Even if we are never able to completely eliminate urgent and important tasks, we can significantly reduce them with a little proactivity and by spending more time in Quadrant 2.
Quadrant 2 of the Eisenhower Principle: Not urgent, but important tasks
The tasks in quadrant 2 are the activities that do not have an urgent deadline, but still help you achieve your important personal and professional goals.
Q2 tasks usually focus on strengthening relationships, planning for the future, and your personal improvement.
Here are some specific examples of non-urgent but important tasks:
- Weekly planning
- Long-term planning
- Strategic Concepts
- Creation of a budget and savings plan
- Advanced training
- Family time
- Car and home care
- Going out with the partner
- Take a course to improve a skill
- Take time for a hobby
- to study
- Read life-enriching books
You should try to spend most of your time on Q2 activities as they are the ones that will provide you with lasting happiness, fulfillment, and success. Because Q2 activities don't get our attention, we usually keep them in the background of our lives forever and say to ourselves, "I'll get to these things at some point after handling this urgent stuff."
But someday will never come. If you wait to do the important things until your schedule is a little tidy, it won't work. You will always be as busy as you are now, and if anything, life will only get busier as you get older (at least until you retire).
To overcome our inherent present that prevents us from focusing on Quadrant 2 activities, we need to live our lives consciously and proactively. You cannot live your life in standard mode. You have to make a conscious decision: "I will take my time for these things, no matter what the cost".
Quadrant 3 of the Eisenhower Principle: Urgent and unimportant tasks
Quadrant 3 tasks are activities that now (urgently) require our attention, but they do not help us achieve our goals (not important). Most Q3 tasks are interruptions from other people to help them achieve their own goals and to meet their own priorities.
Here are some specific examples of Quadrant 3 activities:
- Text messaging
- Most emails (some emails might be urgent and important)
- Employees who come to your desk during your most productive work hours to ask you a favor
- Mama comes unannounced and asks for your help
Many people spend most of their time on Q3 assignments thinking all the time that they are working on Q1. Because Q3 assignments help others, they definitely feel important.
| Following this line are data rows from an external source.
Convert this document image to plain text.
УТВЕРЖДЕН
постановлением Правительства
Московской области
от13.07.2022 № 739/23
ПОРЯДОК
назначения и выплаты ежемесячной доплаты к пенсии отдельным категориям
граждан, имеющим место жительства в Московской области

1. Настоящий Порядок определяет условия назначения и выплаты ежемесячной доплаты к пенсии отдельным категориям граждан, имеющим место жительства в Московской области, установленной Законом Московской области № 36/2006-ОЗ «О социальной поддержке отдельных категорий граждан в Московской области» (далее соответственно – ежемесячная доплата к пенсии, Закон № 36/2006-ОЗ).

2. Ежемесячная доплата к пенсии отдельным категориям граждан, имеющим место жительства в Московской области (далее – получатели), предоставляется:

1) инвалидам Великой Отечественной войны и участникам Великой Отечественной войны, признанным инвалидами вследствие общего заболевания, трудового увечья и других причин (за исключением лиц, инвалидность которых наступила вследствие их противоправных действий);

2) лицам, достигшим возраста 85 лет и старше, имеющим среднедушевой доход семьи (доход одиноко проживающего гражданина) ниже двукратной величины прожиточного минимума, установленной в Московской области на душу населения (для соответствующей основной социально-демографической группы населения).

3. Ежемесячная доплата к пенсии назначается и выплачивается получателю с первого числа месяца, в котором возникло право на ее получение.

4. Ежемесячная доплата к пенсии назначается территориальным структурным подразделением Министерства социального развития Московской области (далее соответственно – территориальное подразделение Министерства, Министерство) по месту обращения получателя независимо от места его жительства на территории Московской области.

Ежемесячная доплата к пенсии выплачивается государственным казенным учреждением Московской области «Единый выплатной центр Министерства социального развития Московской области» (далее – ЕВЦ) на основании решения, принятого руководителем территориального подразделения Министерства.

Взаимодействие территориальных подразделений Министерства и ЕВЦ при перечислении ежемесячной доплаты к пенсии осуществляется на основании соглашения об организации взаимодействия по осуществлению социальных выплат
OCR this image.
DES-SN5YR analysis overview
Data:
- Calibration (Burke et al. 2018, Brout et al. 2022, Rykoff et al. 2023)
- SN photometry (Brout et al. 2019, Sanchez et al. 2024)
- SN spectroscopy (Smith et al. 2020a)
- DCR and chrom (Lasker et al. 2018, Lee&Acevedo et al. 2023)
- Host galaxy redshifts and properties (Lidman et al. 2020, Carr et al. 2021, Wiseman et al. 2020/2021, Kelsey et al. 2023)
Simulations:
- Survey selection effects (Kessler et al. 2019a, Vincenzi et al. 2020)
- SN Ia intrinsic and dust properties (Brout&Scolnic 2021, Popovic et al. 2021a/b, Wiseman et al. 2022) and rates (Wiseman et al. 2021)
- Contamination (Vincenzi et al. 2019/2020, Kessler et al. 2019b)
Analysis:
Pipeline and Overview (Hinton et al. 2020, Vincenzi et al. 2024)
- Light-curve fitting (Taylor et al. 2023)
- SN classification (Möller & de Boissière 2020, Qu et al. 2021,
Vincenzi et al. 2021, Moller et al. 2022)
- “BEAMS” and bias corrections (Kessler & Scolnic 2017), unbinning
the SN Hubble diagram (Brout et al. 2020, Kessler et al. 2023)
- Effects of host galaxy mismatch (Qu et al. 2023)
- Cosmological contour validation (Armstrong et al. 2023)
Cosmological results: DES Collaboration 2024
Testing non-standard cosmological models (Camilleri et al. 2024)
In addition, there are usually tangible tasks that make you feel satisfied when you complete them.
But while Q3 tasks are important to others, they're not important to you. They're not necessarily bad, but they need to be balanced with your Q2 activities. Otherwise, you'll end up feeling like you've got a lot done day-to-day, but you're not actually making any progress on your own long-term goals. This is a recipe for personal frustration and resentment towards other people.
People who spend most of their time working on urgent but unimportant tasks often suffer from Nice Guy Syndrome and want to please others over and over again at the expense of their own happiness.
Try to delegate as many Q3 tasks as possible to someone else. This saves you a lot of time for other things.